Pero aquel dolor mental y físico se fue haciendo más palpable y continuo. Hubo días en que deseaba tomar a cualquier mujer que se le cruzara por delante. Abrazarlas, ocultarse en sus cabellos y entrelazar sus manos eran tentaciones diarias, las que se dibujaban como torbellinos en sus pensamientos. Para Gabriel toda su vida se resumía en una especie de autoexilio, donde la voluntad y el control eran difíciles de mantener.
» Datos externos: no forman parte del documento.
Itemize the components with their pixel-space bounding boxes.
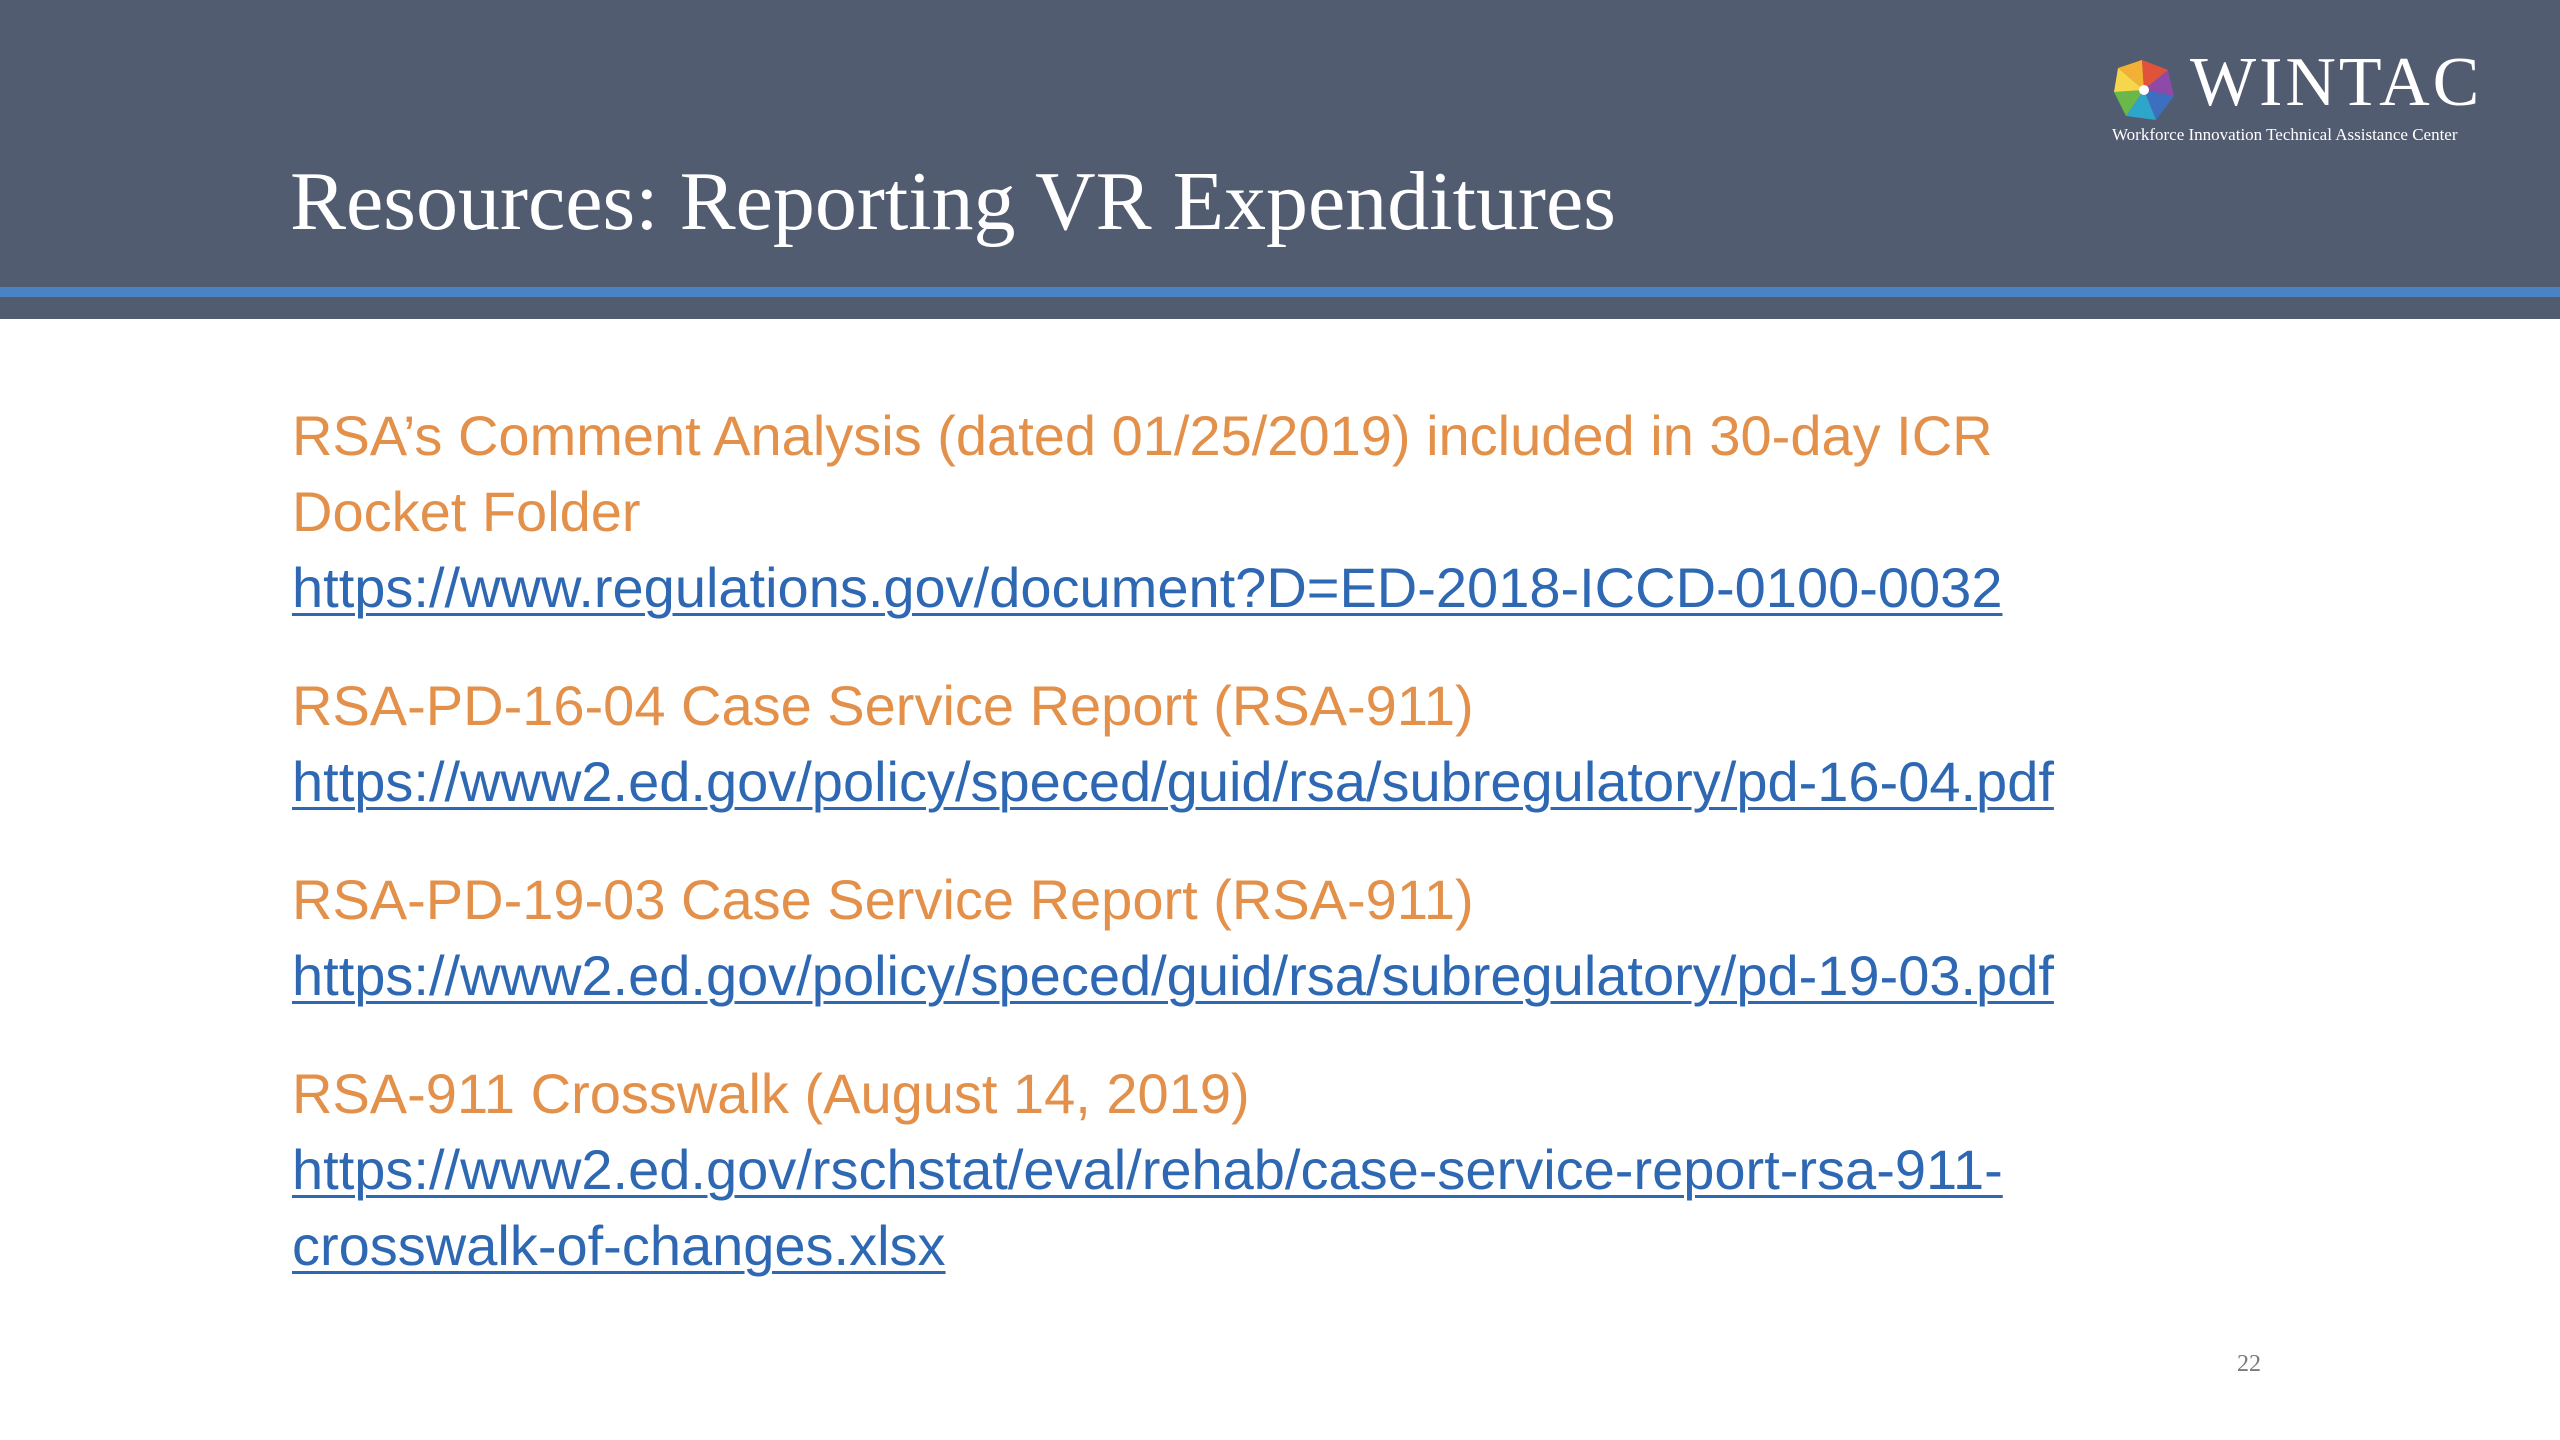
resource-title: RSA-PD-16-04 Case Service Report (RSA-91… <box>292 674 1474 737</box>
resource-link[interactable]: https://www.regulations.gov/document?D=E… <box>292 556 2003 619</box>
resource-link-continued[interactable]: crosswalk-of-changes.xlsx <box>292 1214 946 1277</box>
slide-title: Resources: Reporting VR Expenditures <box>290 155 1616 248</box>
resource-entry: RSA-PD-16-04 Case Service Report (RSA-91… <box>292 668 2342 820</box>
logo-wordmark: WINTAC <box>2190 44 2483 121</box>
resource-entry: RSA’s Comment Analysis (dated 01/25/2019… <box>292 398 2342 626</box>
wintac-logo: WINTAC Workforce Innovation Technical As… <box>2108 48 2528 148</box>
pinwheel-logo-icon <box>2114 60 2174 120</box>
resource-link[interactable]: https://www2.ed.gov/policy/speced/guid/r… <box>292 750 2054 813</box>
logo-tagline: Workforce Innovation Technical Assistanc… <box>2112 125 2458 144</box>
resource-entry: RSA-911 Crosswalk (August 14, 2019) http… <box>292 1056 2342 1284</box>
resource-title: RSA’s Comment Analysis (dated 01/25/2019… <box>292 404 1993 467</box>
resource-link[interactable]: https://www2.ed.gov/rschstat/eval/rehab/… <box>292 1138 2003 1201</box>
resource-list: RSA’s Comment Analysis (dated 01/25/2019… <box>292 398 2342 1326</box>
resource-title: RSA-PD-19-03 Case Service Report (RSA-91… <box>292 868 1474 931</box>
header-accent-rule <box>0 287 2560 297</box>
resource-link[interactable]: https://www2.ed.gov/policy/speced/guid/r… <box>292 944 2054 1007</box>
header-base-rule <box>0 297 2560 319</box>
resource-title: RSA-911 Crosswalk (August 14, 2019) <box>292 1062 1250 1125</box>
resource-entry: RSA-PD-19-03 Case Service Report (RSA-91… <box>292 862 2342 1014</box>
resource-title-continued: Docket Folder <box>292 480 641 543</box>
header-band <box>0 0 2560 287</box>
page-number: 22 <box>2237 1351 2261 1377</box>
Quizá todo se debía al miedo. A un profundo y constante desasosiego, el que coartaba cualquier atisbo de espontaneidad. Gabriel temía extraviarse en un cuerpo ajeno, pero desconfiaba más en dejarse engullir por una mente ajena. Esto lo obligó a ocultarse, a disfrazar su alma y, en definitiva, a cargar con un alma deseosa por gritar, la que era continuamente silenciada. Había días en que la soledad que lo acompañaba podía llegar a ser tan suave, helada y tierna como la hoja de un cuchillo sobre la espalda. Él pensaba que eso se debía a la costumbre; señora porfiada que se anidaba solapadamente detrás de sus ojos, para nuevamente dejarlo mudo en la indiferencia.
No todo siempre fue así. En más de alguna oportunidad, Gabriel se dejó llevar y encantar por labios carnosos y cuellos perfumados. Trató de convivir, de compartir, de amar y de sentir. En ciertos días se sentía más osado. Le gustó beber del néctar que ofrecían las mujeres que alguna vez estuvieron en sus brazos. Hubo oportunidades en que se sintió muy cómodo, casi en un paraíso donde caminaba desnudo a través de caricias y abrazos. Pero tarde o temprano un sentimiento de incomodidad volvía a fraguarse. Era la costumbre que traía consigo a la soledad. También eran la independencia y la autenticidad, propia y genuina, que preguntaban por Gabriel. Sentía que no podía abandonarlas. Además, las dueñas de aquellas manos, piernas y labios terminaban por ahogarlo. Sufría porque las amaba y a la vez, las despreciaba o eso pretendía. Si hay algo que molestaba a Gabriel era la pérdida de su espacio. No le gustaba la dependencia y menos anularse en la voluntad de sus escasas conquistas. Inventó excusas para alejarse de ellas. También buscó distracciones que calmaran su nerviosismo. Se hacía la idea de que nada había pasado, ya que trataba de imaginar que fue un sueño o una trampa imaginaria que le arrojaba malintencionadamente su inteligencia.
Para Gabriel, la cercanía con un cuerpo ajeno era al mismo tiempo el éxtasis y la perdición. Era un paso muy grande. Más significativo que el que dio el primer ser humano en la luna. En más de alguna oportunidad intento descubrir y aventurarse en los abismos carnales de sus parejas, pero eso era demasiado arriesgado. Lo veía como una señal de compromiso irrevocable o una mancha que destruía lo que más atesoraba su alma. Cuando estuvo más cerca de lo que tanto temía, a Gabriel le temblaron las manos. Rápidamente huyó despavorido, en silencio y con vergüenza. Lo que más le aterró fue que ninguna pudo entenderlo y menos cobijarlo en su desventura. A pesar de dichas malogradas hazañas, a él no le molesto. Prefirió restarle importancia porque la soledad y la virginidad estaban ahí para protegerlo.
Pasaron los años y la indiferencia hacia el tema se fue haciendo una cosa habitual, pero había días, quizá en los más lluviosos o en los más cálidos, donde el deseo atacaba con fuerza. Gabriel caminaba melancólico por las calles, observaba a las parejas, sobre todo a las mujeres, y nuevamente sentía esa melancolía del hombre solitario y angustiado. Sin embargo, sus días estaban contados. El cuchillo amargo que le rozaba la espalda comenzó a magullarlo y a herirlo hasta que en un día de abril enfrentó lo que tanto temía.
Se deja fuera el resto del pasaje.